In the past, sifting through all of the data was one of the most time-consuming aspects of the whole process, but the advent of big data analytics now makes it much easier to sort through the data. A company known for its international litigation support and big data analysis services, UBIC, has announced it is expanding into the pharmaceutical field with a new AI-based technology for analyzing pharmaceutical clinical trial data.

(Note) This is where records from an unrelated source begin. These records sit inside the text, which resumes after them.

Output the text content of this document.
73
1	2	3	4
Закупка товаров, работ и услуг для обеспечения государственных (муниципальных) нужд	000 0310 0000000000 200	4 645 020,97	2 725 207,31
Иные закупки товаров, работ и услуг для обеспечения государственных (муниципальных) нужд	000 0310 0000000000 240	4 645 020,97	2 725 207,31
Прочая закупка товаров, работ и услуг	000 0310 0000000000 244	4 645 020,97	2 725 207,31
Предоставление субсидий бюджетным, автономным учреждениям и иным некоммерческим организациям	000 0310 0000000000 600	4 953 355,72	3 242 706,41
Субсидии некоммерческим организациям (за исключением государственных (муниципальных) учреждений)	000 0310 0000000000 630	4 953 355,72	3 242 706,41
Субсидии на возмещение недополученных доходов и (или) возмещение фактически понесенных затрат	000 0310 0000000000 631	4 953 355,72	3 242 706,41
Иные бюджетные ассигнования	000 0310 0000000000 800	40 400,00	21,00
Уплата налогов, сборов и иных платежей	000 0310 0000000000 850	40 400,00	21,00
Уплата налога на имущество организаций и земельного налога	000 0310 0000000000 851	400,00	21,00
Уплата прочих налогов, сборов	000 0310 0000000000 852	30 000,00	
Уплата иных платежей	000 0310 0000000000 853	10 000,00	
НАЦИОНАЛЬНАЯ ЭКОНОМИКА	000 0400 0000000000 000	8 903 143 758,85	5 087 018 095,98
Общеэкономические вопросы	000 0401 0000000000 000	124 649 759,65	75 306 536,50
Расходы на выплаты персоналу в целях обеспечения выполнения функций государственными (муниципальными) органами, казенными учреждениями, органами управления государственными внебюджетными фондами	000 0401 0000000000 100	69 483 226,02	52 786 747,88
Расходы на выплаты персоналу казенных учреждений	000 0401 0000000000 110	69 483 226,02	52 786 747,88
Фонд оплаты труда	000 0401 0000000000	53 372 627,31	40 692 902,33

The company is going to be using a software program it developed internally called the Virtual Data Scientist, an AI-based platform to comprehensively analyze a wide range of structured and unstructured data. With this software pharmaceutical companies will be able to improve the efficiency of measuring and analyzing the observations they make when conducting clinical trials in the development of new therapies.
According to the company, pharmaceutical companies will be able to improve their R&D methodology by analyzing the data they create while at the same time accelerating related R&D initiatives.
Prior to entering the pharmaceutical field the company used its technology to analyze large volumes of unstructured data for discovery related technologies in the fields of international litigation support and digital forensics. This same technology is going to be used to streamline the analysis of clinical trial data to resolve the diagnostic results given by clinicians regarding the variations in the effectiveness of the medication being tested.
The company has appointed Masahiro Takeuchi, a professor of biostatistics and pharmaceutical medicine at Kitasato University, for the possible exploration of medical and pharmaceutical applications of its technology as well as technical improvements for implementing it in the medical field.
The UBIC behavior informatics laboratories house the company’s R&D activities in big data analysis and AI technologies based on behavior informatics. Using information sciences such as statistics and IT along with behavioral sciences including criminology, psychology, sociology and others, behavioral informatics views big data as an accumulation of patterns of human thinking and behaviors to discover human truths from large amounts of data.